The prisoners were guarded according to strict regulations: if any of them fell out of the march column, was shot down. Due to the above reasons the mortality was extremely high. The nationality of the prisoners was different; Magdolna told that at the camps she met Latvians, Lithuanians, Polish, German, Russian, Ukranians and even Coreans. It helped her survival that she learned Russian language, could adapt to the local circumstances, and she learned how to save her strength. Several times they could have the same logs measured by the supervisors twice, so one day they had to work very hard, but the next day they only imitated the wood-cutting, so they could get the ration after the execution the norm at 100%.

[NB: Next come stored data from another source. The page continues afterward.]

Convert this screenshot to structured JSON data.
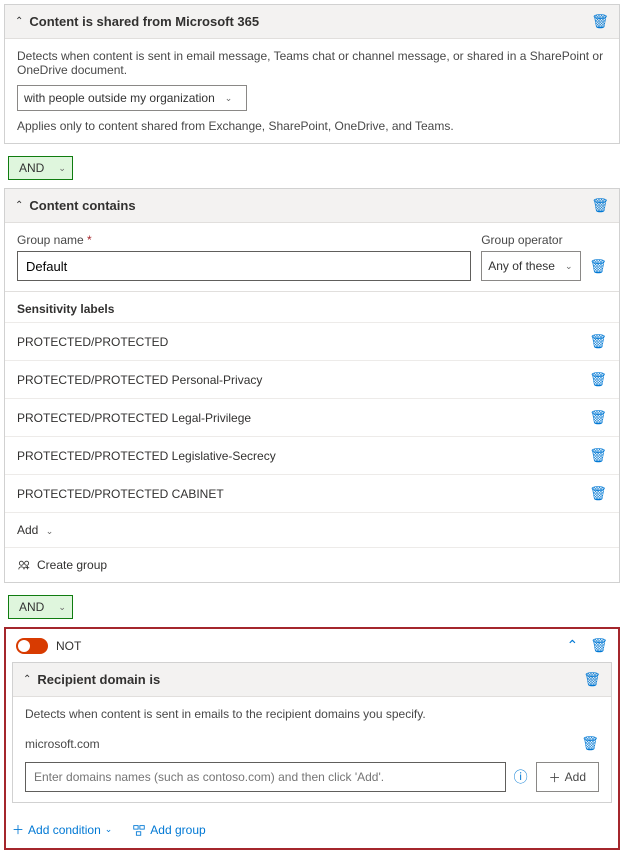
{
  "section1": {
    "title": "Content is shared from Microsoft 365",
    "desc": "Detects when content is sent in email message, Teams chat or channel message, or shared in a SharePoint or OneDrive document.",
    "scope": "with people outside my organization",
    "note": "Applies only to content shared from Exchange, SharePoint, OneDrive, and Teams."
  },
  "operator": {
    "and": "AND"
  },
  "section2": {
    "title": "Content contains",
    "group_name_label": "Group name",
    "group_name_value": "Default",
    "group_op_label": "Group operator",
    "group_op_value": "Any of these",
    "sens_heading": "Sensitivity labels",
    "labels": [
      "PROTECTED/PROTECTED",
      "PROTECTED/PROTECTED Personal-Privacy",
      "PROTECTED/PROTECTED Legal-Privilege",
      "PROTECTED/PROTECTED Legislative-Secrecy",
      "PROTECTED/PROTECTED CABINET"
    ],
    "add": "Add",
    "create": "Create group"
  },
  "notsec": {
    "not_label": "NOT",
    "title": "Recipient domain is",
    "desc": "Detects when content is sent in emails to the recipient domains you specify.",
    "domain": "microsoft.com",
    "placeholder": "Enter domains names (such as contoso.com) and then click 'Add'.",
    "addbtn": "Add",
    "add_condition": "Add condition",
    "add_group": "Add group"
  }
}
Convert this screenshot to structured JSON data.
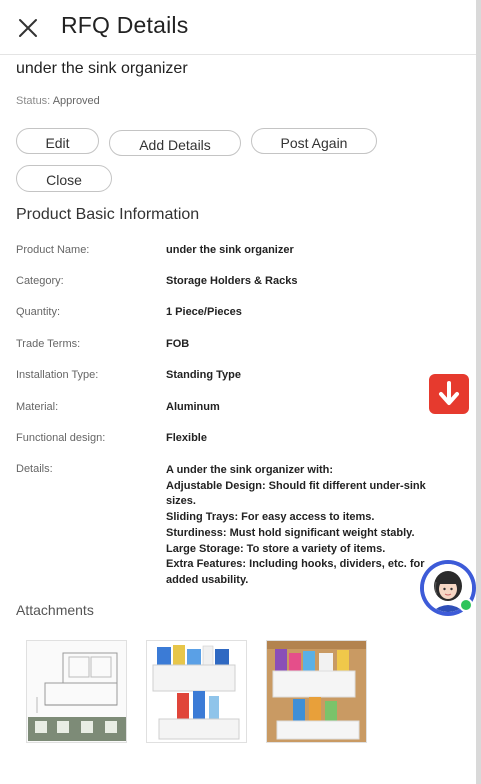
{
  "header": {
    "title": "RFQ Details",
    "close_icon": "close-icon"
  },
  "rfq": {
    "product_title": "under the sink organizer",
    "status_label": "Status:",
    "status_value": "Approved"
  },
  "actions": {
    "edit": "Edit",
    "add_details": "Add Details",
    "post_again": "Post Again",
    "close": "Close"
  },
  "basic_info": {
    "title": "Product Basic Information",
    "rows": [
      {
        "label": "Product Name:",
        "value": "under the sink organizer"
      },
      {
        "label": "Category:",
        "value": "Storage Holders & Racks"
      },
      {
        "label": "Quantity:",
        "value": "1 Piece/Pieces"
      },
      {
        "label": "Trade Terms:",
        "value": "FOB"
      },
      {
        "label": "Installation Type:",
        "value": "Standing Type"
      },
      {
        "label": "Material:",
        "value": "Aluminum"
      },
      {
        "label": "Functional design:",
        "value": "Flexible"
      }
    ],
    "details_label": "Details:",
    "details_lines": [
      "A under the sink organizer with:",
      "Adjustable Design: Should fit different under-sink",
      "sizes.",
      "Sliding Trays: For easy access to items.",
      "Sturdiness: Must hold significant weight stably.",
      "Large Storage: To store a variety of items.",
      "Extra Features: Including hooks, dividers, etc. for",
      "added usability."
    ]
  },
  "attachments": {
    "title": "Attachments",
    "count": 3
  },
  "floating": {
    "download_icon": "download-arrow-icon",
    "support_icon": "support-avatar-icon",
    "accent": "#e63a2e",
    "avatar_ring": "#3d5bd8",
    "online": "#2ec45a"
  }
}
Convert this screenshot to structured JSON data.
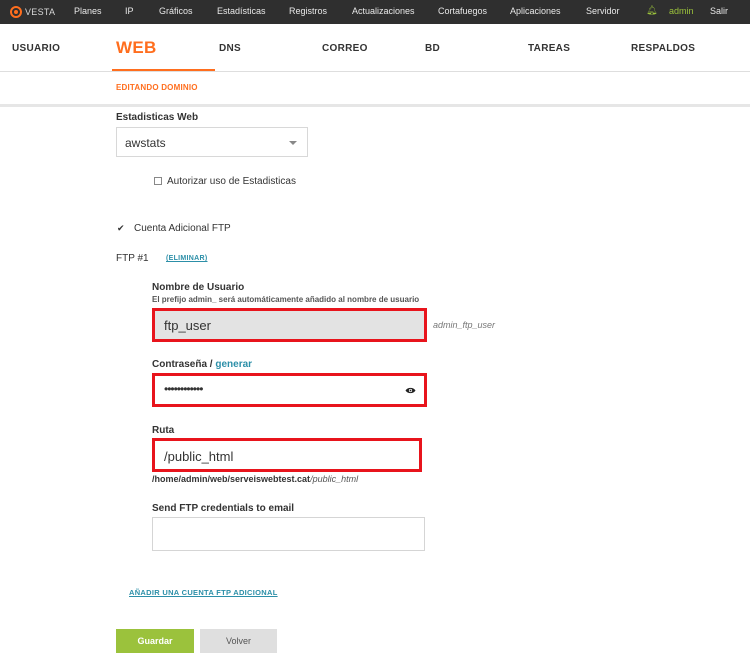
{
  "topbar": {
    "logo": "VESTA",
    "menu": [
      "Planes",
      "IP",
      "Gráficos",
      "Estadísticas",
      "Registros",
      "Actualizaciones",
      "Cortafuegos",
      "Aplicaciones",
      "Servidor"
    ],
    "user": "admin",
    "logout": "Salir"
  },
  "mainnav": {
    "tabs": [
      "USUARIO",
      "WEB",
      "DNS",
      "CORREO",
      "BD",
      "TAREAS",
      "RESPALDOS"
    ],
    "active": "WEB"
  },
  "breadcrumb": "EDITANDO DOMINIO",
  "form": {
    "stats_label": "Estadisticas Web",
    "stats_value": "awstats",
    "stats_auth_label": "Autorizar uso de Estadisticas",
    "ftp_account_label": "Cuenta Adicional FTP",
    "ftp_account_checked": true,
    "ftp_title": "FTP #1",
    "ftp_remove": "(ELIMINAR)",
    "username_label": "Nombre de Usuario",
    "username_hint": "El prefijo admin_ será automáticamente añadido al nombre de usuario",
    "username_value": "ftp_user",
    "username_full": "admin_ftp_user",
    "password_label": "Contraseña /",
    "password_generate": "generar",
    "password_value": "••••••••••••",
    "path_label": "Ruta",
    "path_value": "/public_html",
    "path_full_base": "/home/admin/web/serveiswebtest.cat",
    "path_full_suffix": "/public_html",
    "email_label": "Send FTP credentials to email",
    "email_value": "",
    "add_ftp": "AÑADIR UNA CUENTA FTP ADICIONAL"
  },
  "buttons": {
    "save": "Guardar",
    "back": "Volver"
  },
  "colors": {
    "accent": "#ff6e1e",
    "green": "#9bc23c",
    "link": "#2c8fa8",
    "highlight": "#e8141c",
    "topbar": "#2f2f2f"
  }
}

The turn in her fortune came in 1953, after Stalin’s death, when their guard informed the Hungarian and German prisoners that they could go home. After the plenty of suffer and false promises they didn’t believe the soldiers, but one day they were entrained again, and after a journey longing for several weeks they arrived in Lemberg (Lviv). There they spent six months, as Mátyás Rákosi, the communist dictator of Hungary considered them to be persona non grata. In the end he was forced to let them in the country on Soviet pressure. Later on the leaders of the communist party still took them unwanted in Hungary. When after the inhuman suffers the train, delivering the survivors from the GULAG passed the Soviet-Hungarian border (on the 3rd of December, 1953), the members of the State Security Authority (SSA) – the political police of the ’50-s – invaded the train, and the prisoners were seized. They were accommodated in Sóstó-fürdı near Nyíregyháza, in a camp, guarded by the SSA. They couldn’t even get in contact with their relatives. Several weeks later they received 10 HUF to buy train tickets, and finally could go home.

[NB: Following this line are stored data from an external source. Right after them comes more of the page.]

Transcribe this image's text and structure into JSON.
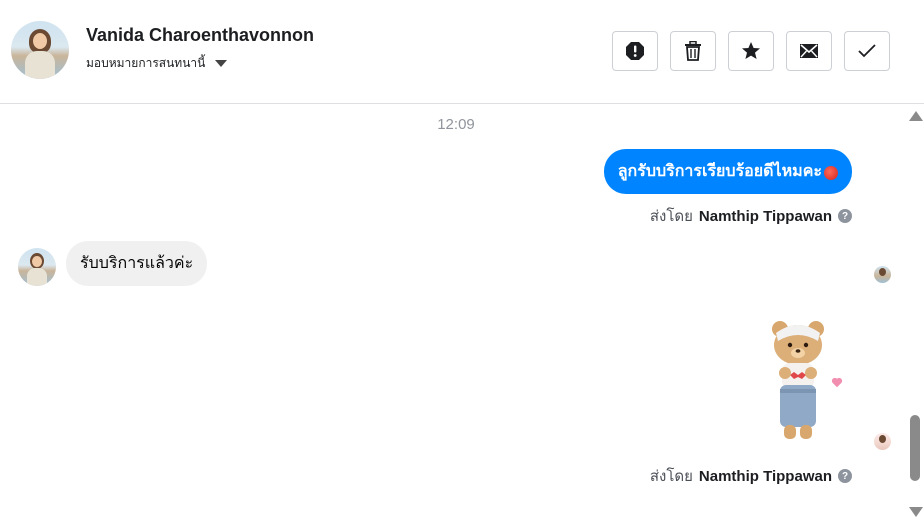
{
  "header": {
    "contact_name": "Vanida Charoenthavonnon",
    "assign_label": "มอบหมายการสนทนานี้",
    "actions": [
      {
        "name": "mark-as-spam",
        "icon": "exclamation-octagon-icon"
      },
      {
        "name": "delete",
        "icon": "trash-icon"
      },
      {
        "name": "star",
        "icon": "star-icon"
      },
      {
        "name": "mark-as-unread",
        "icon": "envelope-icon"
      },
      {
        "name": "mark-as-done",
        "icon": "checkmark-icon"
      }
    ]
  },
  "conversation": {
    "timestamp": "12:09",
    "messages": [
      {
        "direction": "outgoing",
        "text": "ลูกรับบริการเรียบร้อยดีไหมคะ",
        "emoji": "tomato-emoji"
      },
      {
        "direction": "incoming",
        "text": "รับบริการแล้วค่ะ"
      },
      {
        "direction": "outgoing",
        "type": "sticker",
        "sticker": "teddy-bear-sticker"
      }
    ],
    "sent_by_prefix": "ส่งโดย",
    "sent_by_name": "Namthip Tippawan",
    "help_glyph": "?"
  },
  "colors": {
    "outgoing_bubble": "#0084ff",
    "incoming_bubble": "#f1f0f0",
    "scrollbar": "#8a8a8a"
  }
}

The delight to see her parents and friends, after so many years, was unutterable. Later the pleasure was shadowed by the fact that in the Socialist system of Hungary she was a secondary citizen. She was not allowed to talk about her “experience” in the Soviet Union, and hardly could get a passport. Up to her rehabilitation in 1976 her certificate of moral included the record of her being a criminal. Despite she was officially dispensed from any crimes – she never committed -, the services of state security detected her until 1989. Furthermore, she has been still suffering from the health-effects of her captivity: cardiac failure because of the hard physical work, joint gout due to the cold weather in Siberia, not to mention the mental consequences, which are not possible to forget.

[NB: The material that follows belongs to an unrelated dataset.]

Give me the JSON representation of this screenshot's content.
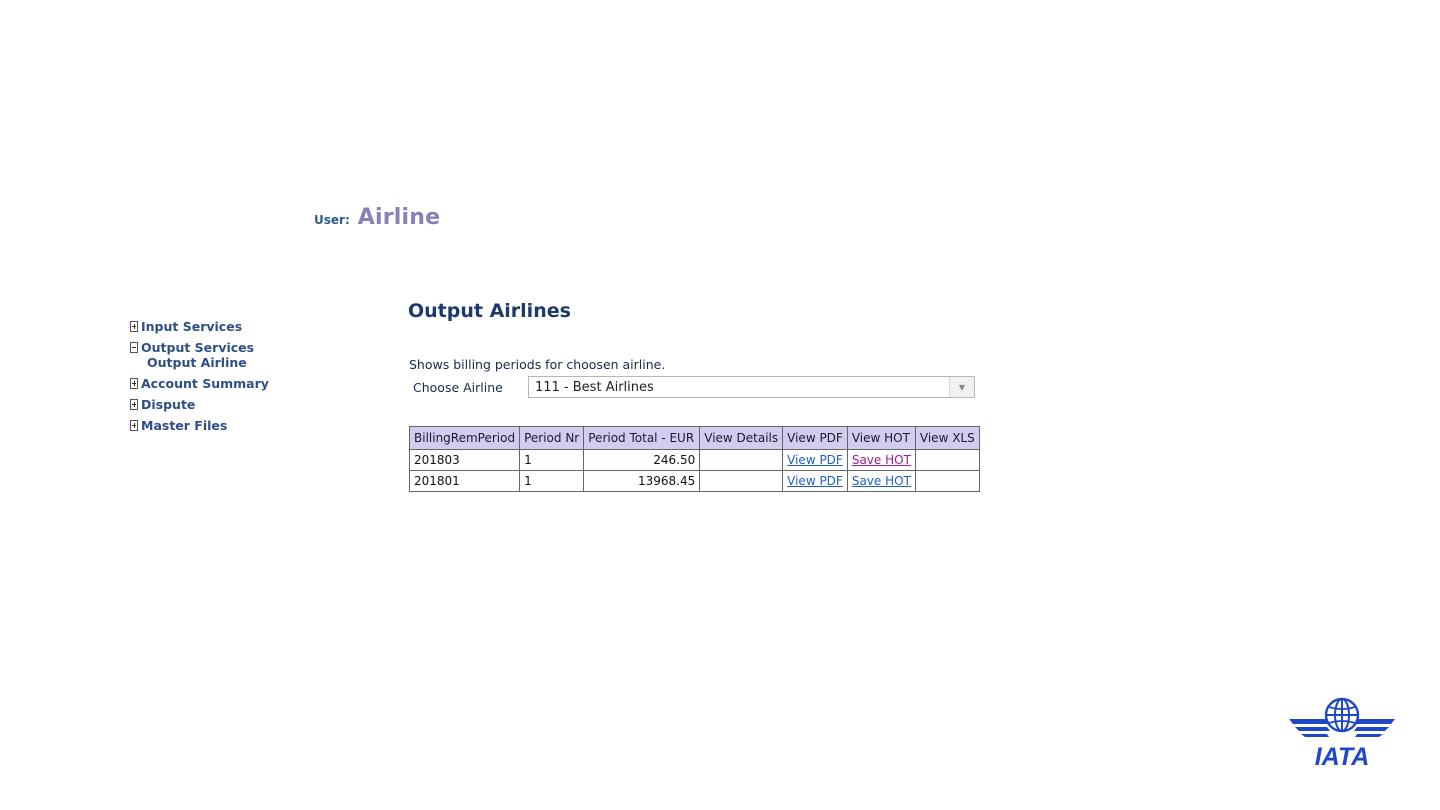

After coming home she got married with Károly Pintér, whom she had met in Tajset in 1946 for the first time. Later they were taken to different camps, so lost each other for years. They met each other again on the way back in Lemberg in 1953. Due to the monstrosities the GULAG prisoners went through, and the further afflictions of them after getting home, it was quite prevalent that they got married with other former GULAG prisoners – only those, surviving the camps could understand each other. Magdolna Rohr and her husband became the members of the GULAG Foundation. She has been trying to protect the interests of the formers prisoners of the GULAG and works for the public commemoration of the victims.